Regardless of the battery type the numbers still mean the same thing and you will need to select a type for the purpose i.e., Cranking battery or storage Battery (Deep Cycle).  Cranking batteries will deliver a high current for a short period where deep cycle will deliver lower current for long periods (i.e. – to run the fridge in your camper)

CCA – Cold Cranking Amps – This is the rating used to define a battery’s ability to start an engine in cold temperatures. Generally, it is much easier to start an engine in warm conditions.  The rating refers to current – Number of Amps a 12-volt battery can supply at 0 degrees C for 30 seconds while of how much

Generally, Batteries with a CCA rating are designed to be cranking (Starting) batteries.

AH – Ampere Hours – This is usual rating on Deep Cycle Batteries.  And can roughly be considered as the number of hours a battery can deliver one amp. Standard testing however is based on a 20-hour test period. – a 100 AH battery can deliver 5 amps for 20 hours until 100% DOD (Depth of Discharge)
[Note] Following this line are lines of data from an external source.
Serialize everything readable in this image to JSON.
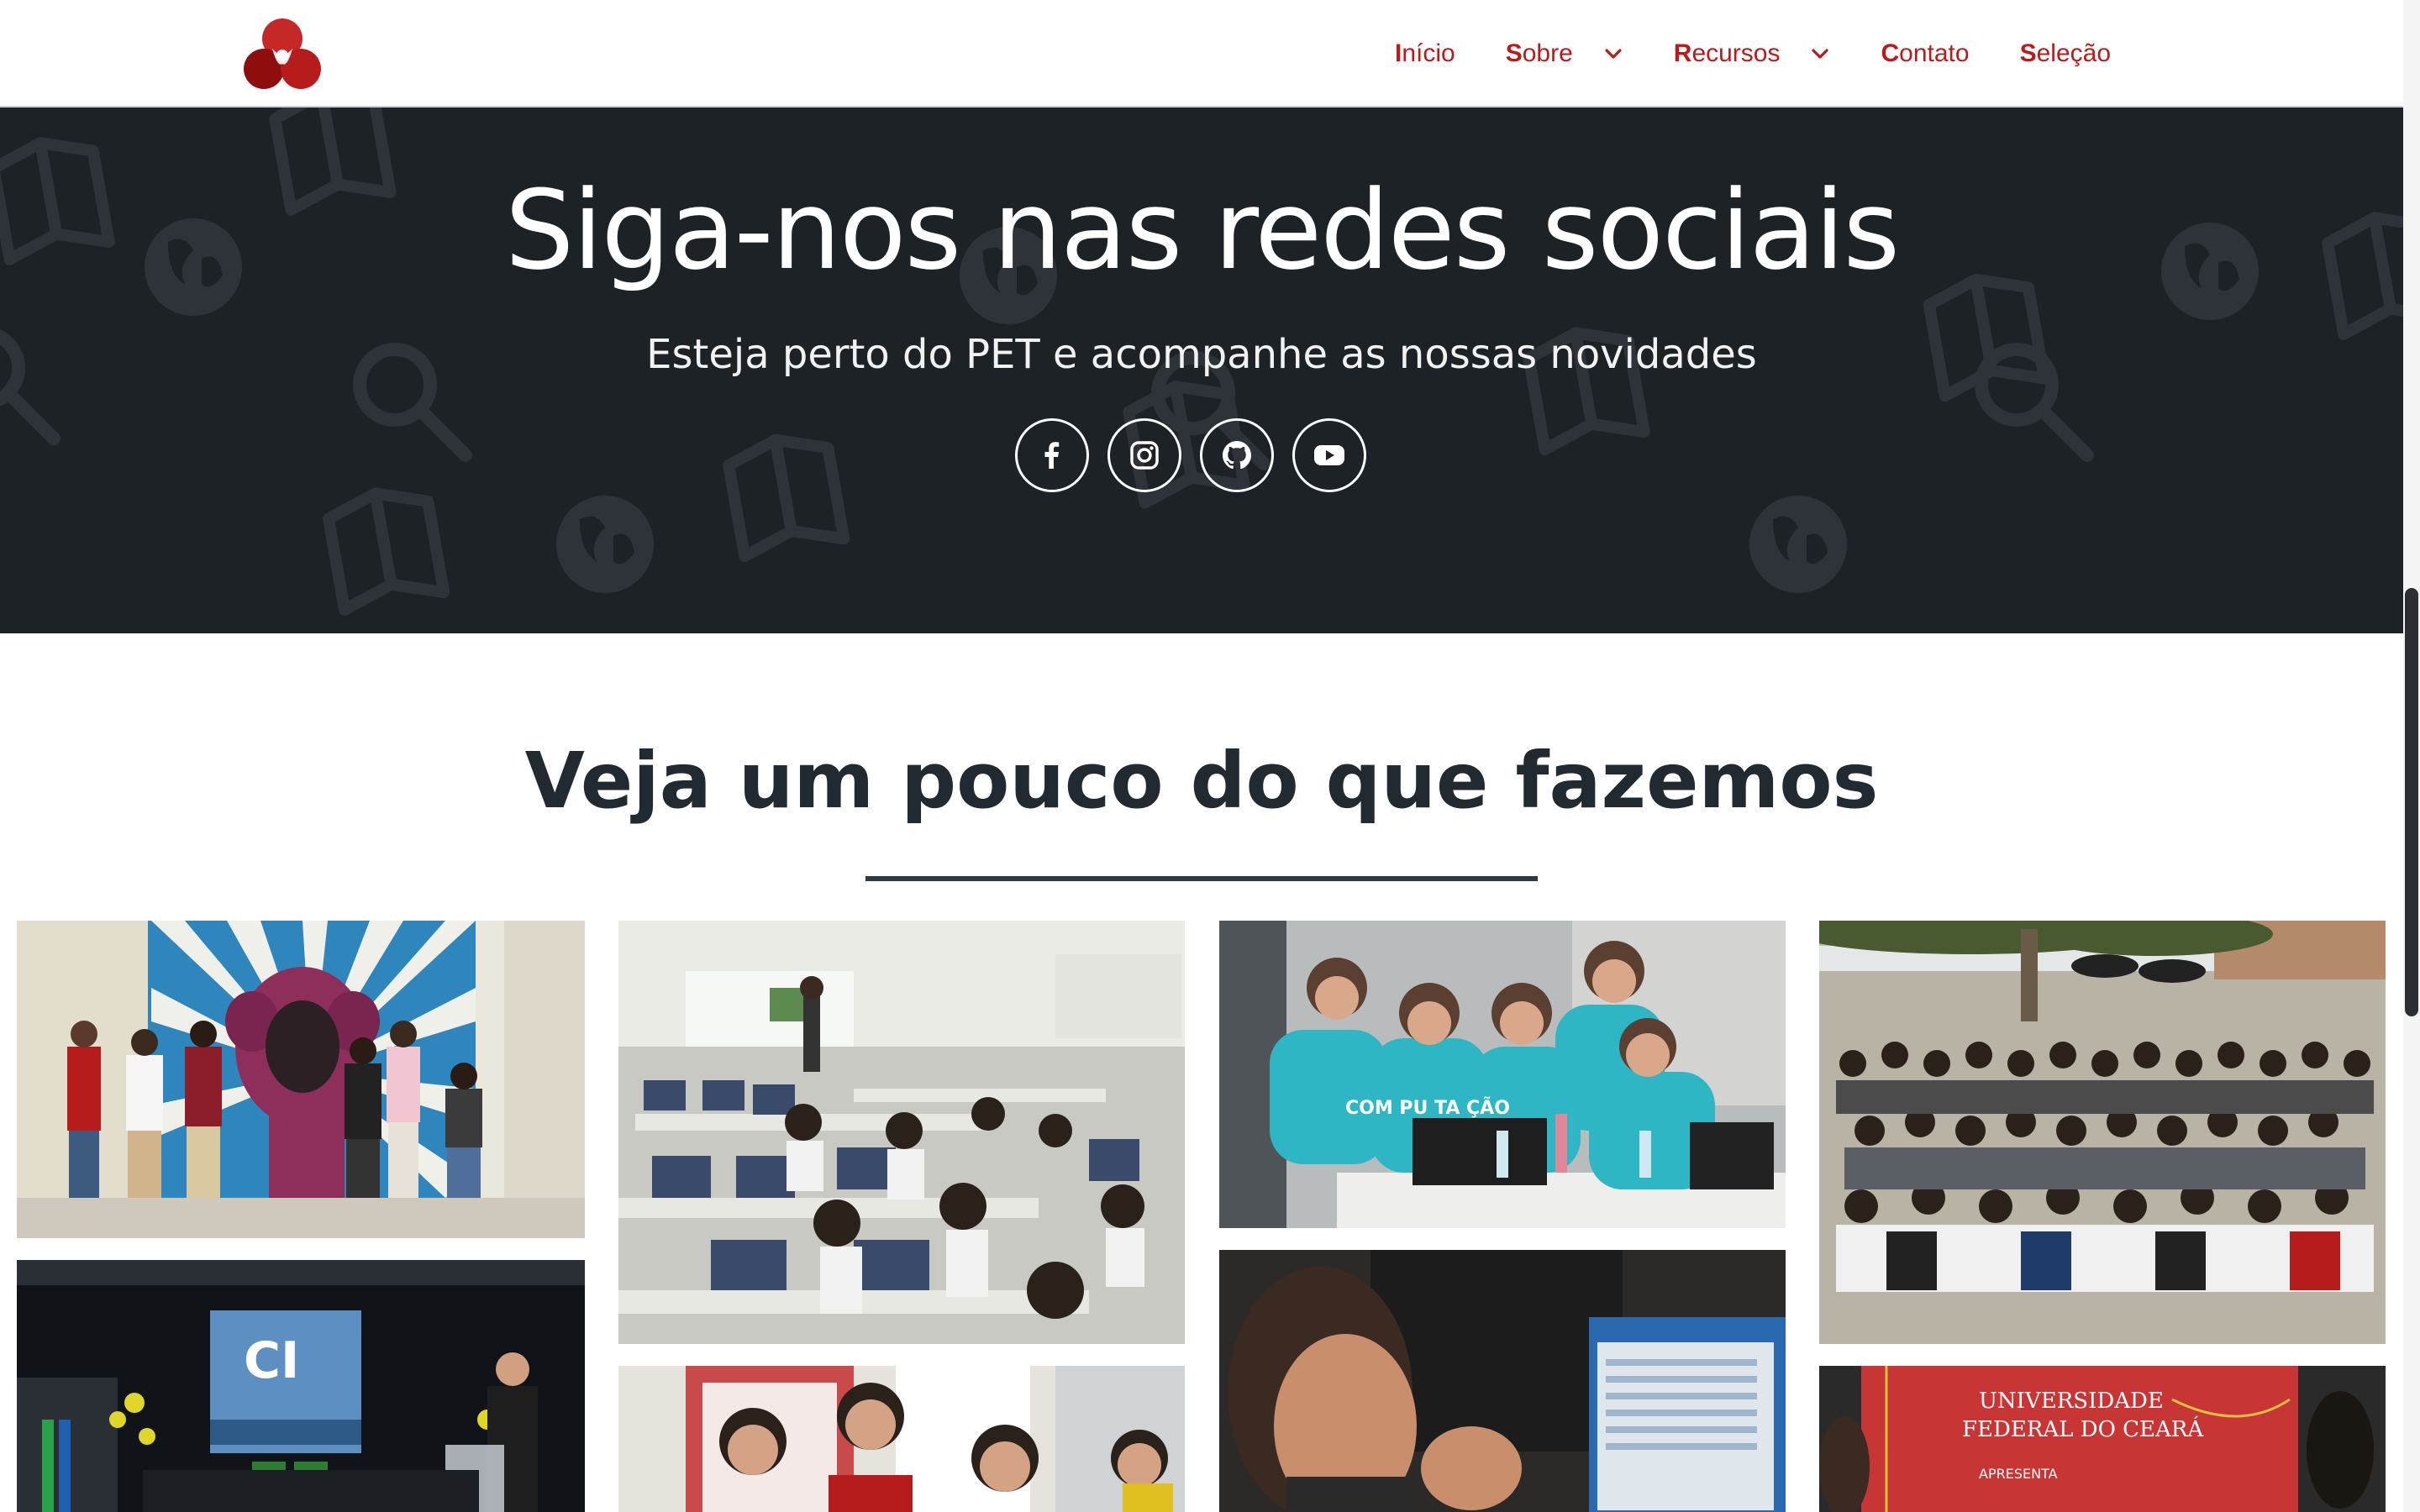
{
  "nav": {
    "logo_icon": "pet-logo-icon",
    "items": [
      {
        "first": "I",
        "rest": "nício",
        "dropdown": false
      },
      {
        "first": "S",
        "rest": "obre",
        "dropdown": true
      },
      {
        "first": "R",
        "rest": "ecursos",
        "dropdown": true
      },
      {
        "first": "C",
        "rest": "ontato",
        "dropdown": false
      },
      {
        "first": "S",
        "rest": "eleção",
        "dropdown": false
      }
    ]
  },
  "hero": {
    "title": "Siga-nos nas redes sociais",
    "subtitle": "Esteja perto do PET e acompanhe as nossas novidades",
    "socials": [
      "facebook-icon",
      "instagram-icon",
      "github-icon",
      "youtube-icon"
    ]
  },
  "section": {
    "title_first": "V",
    "title_rest": "eja um pouco do que fazemos"
  },
  "gallery": {
    "photo_texts": {
      "event_banner": "CI",
      "shirt": "COM PU TA ÇÃO",
      "ufc_line1": "UNIVERSIDADE",
      "ufc_line2": "FEDERAL DO CEARÁ",
      "ufc_line3": "APRESENTA"
    }
  },
  "colors": {
    "accent": "#b71c1c",
    "hero_bg": "#1d2226",
    "heading": "#222a31"
  }
}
When comparing battery AH rating you need to consider the recommended depth of discharge of the battery.  Many Lead Acid class Deep Cycle batteries can only have 50% Depth of Discharge so in a 100 AH Battery you may only have 50 usable Amp Hours.

In most Lithium Batteries you can have up to 80% depth of discharge so usable power is 80% of total.

What this means is – as an approximation, a 75 ah Lithium Battery will have similar usable power to a 110AH AGM or Gel battery – ALWAYS Verify with Manufacturers specifications for the battery Type.

Flow Rate: – This is generally set by the battery management system and is particularly pertinent if you are running an inverter or similar powered device.

For a 1200-Watt inverter, your battery system will need to be able to flow or provide 100 amps continuously for the maximum load to be achieved.  In a 100 Ah Lead Acid class battery this means your battery will be flat in about 30 minutes.

SO when selecting the battery you need to consider what you wish to power, how long you need to power it for, how and when you will charge the battery and how the battery will be stored.